Maddow then goes after Russell’s expressed concern about the effects of the media on imprinting children with images of other races because they may affect later mating preferences. Notice that Russell expresses himself quite tentatively: “One wonders how a child’s sexual imprinting is affected by forcible racial integration and near continual exposure to media stimuli promoting interracial contact.” But in fact, there is quite a bit of research that has come out since Russell wrote his article indicating just that. For example, this is a quote from an academic article of mine:
Research on human infants indicates that preference for own race occurs by 3 months of age but is not present at 1 month (Kelly et al., 2005). However, racial ingroup preferences are weakened by exposure to outgroup faces during infancy (Bar-Haim, Ziv, Lamy, & Hodes, 2006; Sangrigoli, Pallier, Argenti, Ventureyra, & de Schonen, 2005). (p. 1022)
The reality is that social psychology provides strong support for the idea that exposure of babies to other races would make them favor their own race less. And Russell is certainly correct that the media is doing its best to aid this process.

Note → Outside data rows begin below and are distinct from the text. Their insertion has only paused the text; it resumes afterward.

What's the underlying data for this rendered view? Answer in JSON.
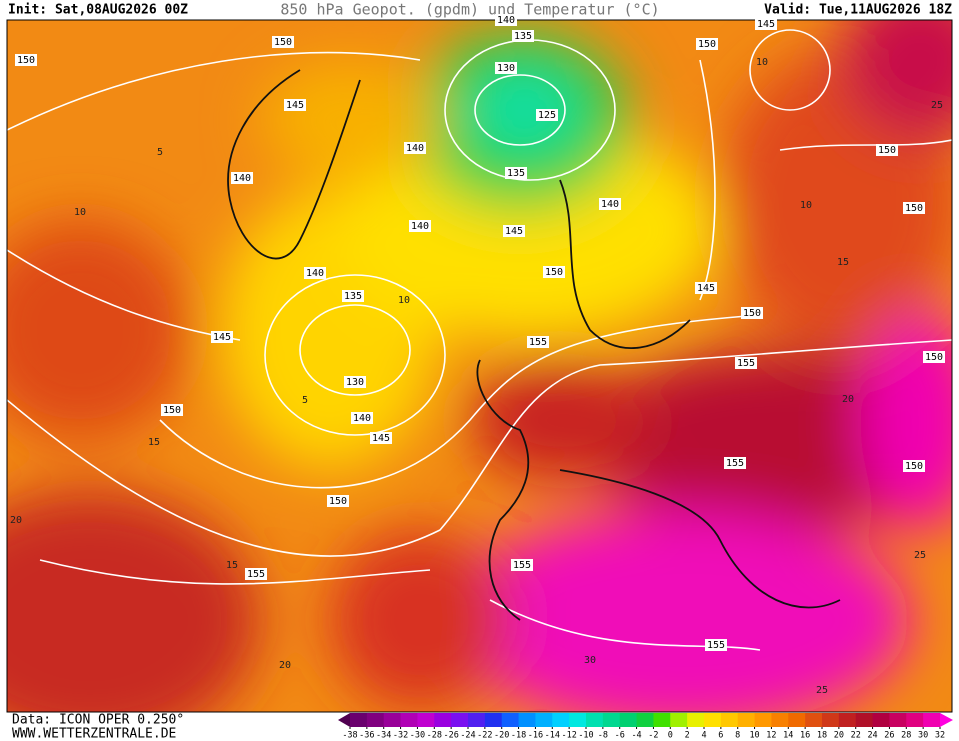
{
  "header": {
    "init": "Init: Sat,08AUG2026 00Z",
    "title": "850 hPa Geopot. (gpdm) und Temperatur (°C)",
    "valid": "Valid: Tue,11AUG2026 18Z"
  },
  "footer": {
    "data_source": "Data: ICON OPER 0.250°",
    "website": "WWW.WETTERZENTRALE.DE"
  },
  "colorbar": {
    "ticks": [
      -38,
      -36,
      -34,
      -32,
      -30,
      -28,
      -26,
      -24,
      -22,
      -20,
      -18,
      -16,
      -14,
      -12,
      -10,
      -8,
      -6,
      -4,
      -2,
      0,
      2,
      4,
      6,
      8,
      10,
      12,
      14,
      16,
      18,
      20,
      22,
      24,
      26,
      28,
      30,
      32
    ],
    "colors": [
      "#500050",
      "#6a006e",
      "#80007f",
      "#990099",
      "#b000b5",
      "#c000d0",
      "#9a00e0",
      "#7a10f0",
      "#5020f0",
      "#2030f0",
      "#1060ff",
      "#0090ff",
      "#00b0ff",
      "#00d0ff",
      "#00e8e0",
      "#00e0b0",
      "#00d890",
      "#00d070",
      "#10d040",
      "#40e000",
      "#a0f000",
      "#e8f000",
      "#ffe000",
      "#ffc800",
      "#ffb000",
      "#ff9800",
      "#f88000",
      "#f06a00",
      "#e05010",
      "#d03818",
      "#c02020",
      "#b01028",
      "#b00040",
      "#c80060",
      "#e00080",
      "#f000b0",
      "#ff00e0"
    ]
  },
  "geopotential_labels": [
    150,
    150,
    145,
    140,
    140,
    140,
    140,
    135,
    130,
    140,
    145,
    145,
    150,
    150,
    155,
    140,
    135,
    130,
    125,
    135,
    145,
    150,
    155,
    140,
    145,
    150,
    155,
    155,
    150,
    145,
    150,
    150,
    150,
    150,
    155,
    155
  ],
  "temperature_labels": [
    5,
    10,
    10,
    10,
    15,
    20,
    25,
    15,
    20,
    15,
    20,
    30,
    25,
    25,
    10,
    5
  ]
}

However, the good news is that the media does not really have access to infants, or at least much less access than it does to older children and adults. The research seems to indicate that babies learn who their people are by seeing family members–resulting in hysteria over “racist babies.” One can anticipate government programs that force White babies to be exposed to non-Whites (but exempt non-Whites from this process).
Maddow then goes off on Russell’s accusation that the media promotes miscegenation in films directed at adolescents and pre-adolescents and his claim that parents have “a natural obligation as essential as providing food and shelter to instill in their children an acceptance of appropriate ethnic boundaries for socialization and for marriage.” Again, research supports the idea that media images could indeed overcome our natural liking for people like ourselves (programmed in infancy; see above) and lead people to be more open to miscegenation—especially in impressionable and conformist-minded children who are led to think that such behavior is “cool” and the sort of thing popular, attractive teenagers do. Several prominent social psychologists have argued that constant repetition by media images–especially if they are seen as coming from elite, mainstream sources–can overcome predispositions to be attracted to our own people.
One would think that Maddow would be well aware that her people have had very strong socialization pressures for marrying within the group which has led to very strong genetic commonality among long-separated Jewish groups. Urgings by Jewish religious and secular authorities (e.g., Alan Dershowitz, Elliott Abrams) to marry other Jews are commonplace. But when Russell makes similar suggestions, he is labeled a racist and a kook.
Her piece is a good example of how the media is focused on changing the behavior of one group and one group only: White Christians.